Reselling dedicated servers - Advice needed

BlackStorm

New member
Hey,
I have a few people looking to get dedicated servers through me but I don't offer dedicated at the minute.
I have thought about it in the past but never really looked into it in depth.
I would like to offer dedicated servers, both managed and unmanaged through my site.
Could anyone here tell me if it is worth it and also suggest where to resell for?
Any past experience would be get information and would really help me.

Thanks
John
 
John, through my experiences, reselling servers is not worth it. It brings more problems to you and your clients. Everytime something goes wrong with the server, they call you, you call the datacenter, the datacenter returns your call, you call back your client. . . getting the picture??

Plus you are maybe going to get 10-15% profit. If you are going to make any money in the dedicated server business, you would be better off picking up a larger rack (16u's to start) and putting together a few 2-4 U computers and shipping them to the center. I would also only offer semi managed services or fully managed, otherwise you are only going to make $10-15 per month on each dedicated server.


But if you do decide to look for reseller, I would try go through someone besides Nocster, we've all seen the WHT newbies cutting their costs down to make maybe 3% profit margins, its rediculous
 
It can be worth it...if you are the person doing the maintaining, and if there's a team to help you out. And if you really really like it. Don't forget that bit. And...forget trying to compete strictly on price, at least initially, unless you want to become a server farm. (Not a bad thing to be, but you'd better have staffers in place to handle the customer support and network maintenance.)

Other problems that I've come up with, just thinking about high usage plans:

If you go the dedicated server route, offer good service. People will pay more for a well-managed dedicated server if the service is good, responsive, quick, and genuinely helpful.

...and keep in mind that the folks who surf the various hosting forums are not the entirety of the hosting market.
 
Yeah I think about all that in terms of reseller and shared hosting.
I think I try to provide that at the minute for shared accounts and resellers, don't compete on price, but quality.

Anyone able to recommend a good company to resell for?
Don't think I would go with Nocster anyway, they seem to have a lot of networks problems, even thought they seem to be getting better as of lately.
 
John Diver said:
Anyone able to recommend a good company to resell for?
Don't think I would go with Nocster anyway, they seem to have a lot of networks problems, even thought they seem to be getting better as of lately.

Why don't you start with Ev1? If you're going to add value added services I guess it would be awsome. Since their network has never been down for more than 0.5%. I think they never had an outage, actually.
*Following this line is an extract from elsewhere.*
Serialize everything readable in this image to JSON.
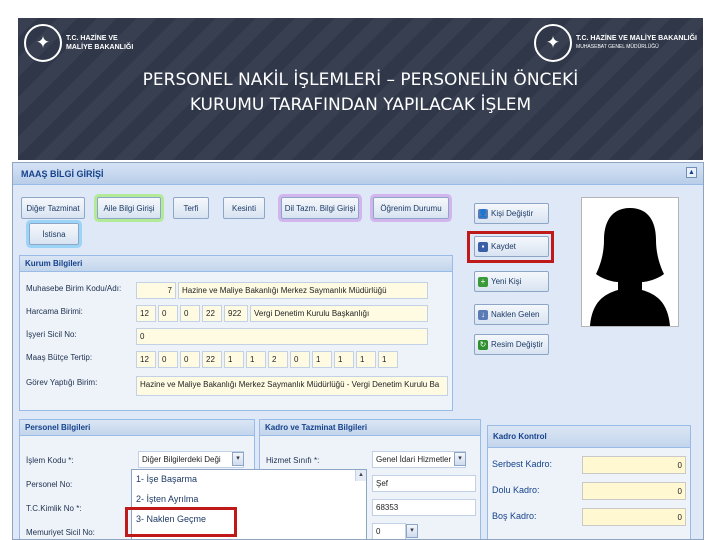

Besides the fire and the power issue.

Try out Ezzi's too.

About the market thing, depends... I love doing what I do, but I really don't like it in a way, on my first months, I lost over $600 in Fraud... However that didn't happened anymore, since now I'm smarter than them, and got some Anti-Fraud Software installed on the billing interface.
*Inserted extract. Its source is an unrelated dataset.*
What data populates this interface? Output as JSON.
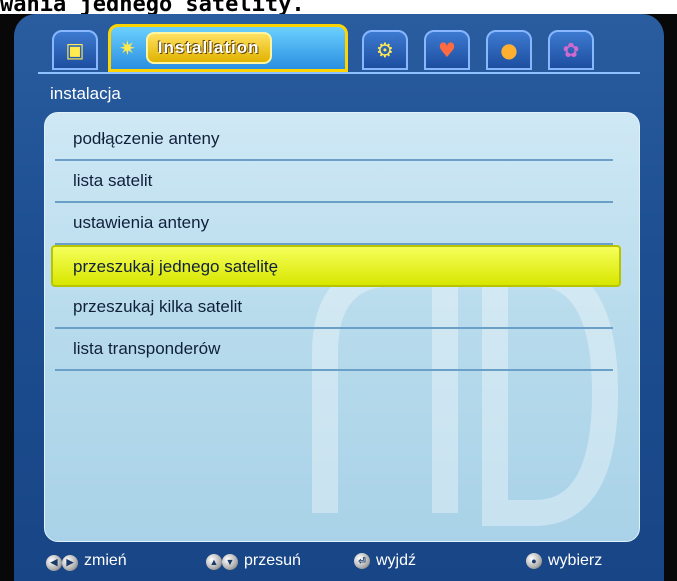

If you are good at Shared Hosting and you're happy with it, why do you want more problems?, if your clients are looking for that, ask a Datacenter IF they want more business in their pocket, so you reffer your clients to them and you earn a Comission on their Montly fee. In that way you won't offer D.Servers directly, you will only sell to clients that you already know, and the NOC will support your clients and be held the responsability. And you will still make money out of it. That's the best move you can do, IMO.
 
If you are good at Shared Hosting and you're happy with it, why do you want more problems?

My clients grow and I would also like to grow along with them and provide what they need, to be able to offer every step of the way for them to grow their business and stay with the one company if they are happy with what I am already providing.
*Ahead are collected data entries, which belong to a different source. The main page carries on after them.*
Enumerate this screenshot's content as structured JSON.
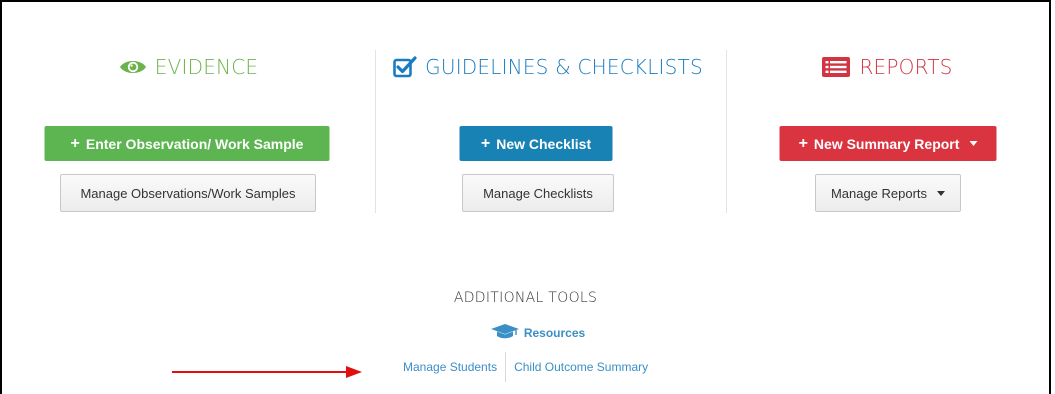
{
  "colors": {
    "evidence": "#6bb34a",
    "guidelines": "#1a7cc0",
    "reports": "#d23441",
    "evidence_button": "#5cb551",
    "checklist_button": "#1982b5",
    "report_button": "#d9343f",
    "link": "#3a8fc6",
    "arrow": "#e01010"
  },
  "evidence": {
    "icon": "eye-icon",
    "title": "EVIDENCE",
    "primary_label": "Enter Observation/ Work Sample",
    "secondary_label": "Manage Observations/Work Samples"
  },
  "guidelines": {
    "icon": "checkbox-icon",
    "title": "GUIDELINES & CHECKLISTS",
    "primary_label": "New Checklist",
    "secondary_label": "Manage Checklists"
  },
  "reports": {
    "icon": "report-list-icon",
    "title": "REPORTS",
    "primary_label": "New Summary Report",
    "secondary_label": "Manage Reports"
  },
  "additional_tools": {
    "title": "ADDITIONAL TOOLS",
    "resources_icon": "graduation-cap-icon",
    "resources_label": "Resources",
    "links": [
      "Manage Students",
      "Child Outcome Summary"
    ]
  }
}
I didn't know data centres would offer what your suggested, but I would like to provide managed servers to customers, so I don't think that would work to be honest.

Thanks Francisco, great post :)
John
 
So then initially, you'll make these available only to current clients, rather than the general public? That will make things a little easier - you won't have to be ready to purchase / lease a huge number of servers immediately. Also, if people are current clients of yours, they know your service and are (presumably) happy, so they probably won't be switching to a different server company any time soon.

I would be cautious about the unmanaged servers, though. People can get unmanaged servers in many other places for much less - though again, if these are existing clients, they already know you and know your support team.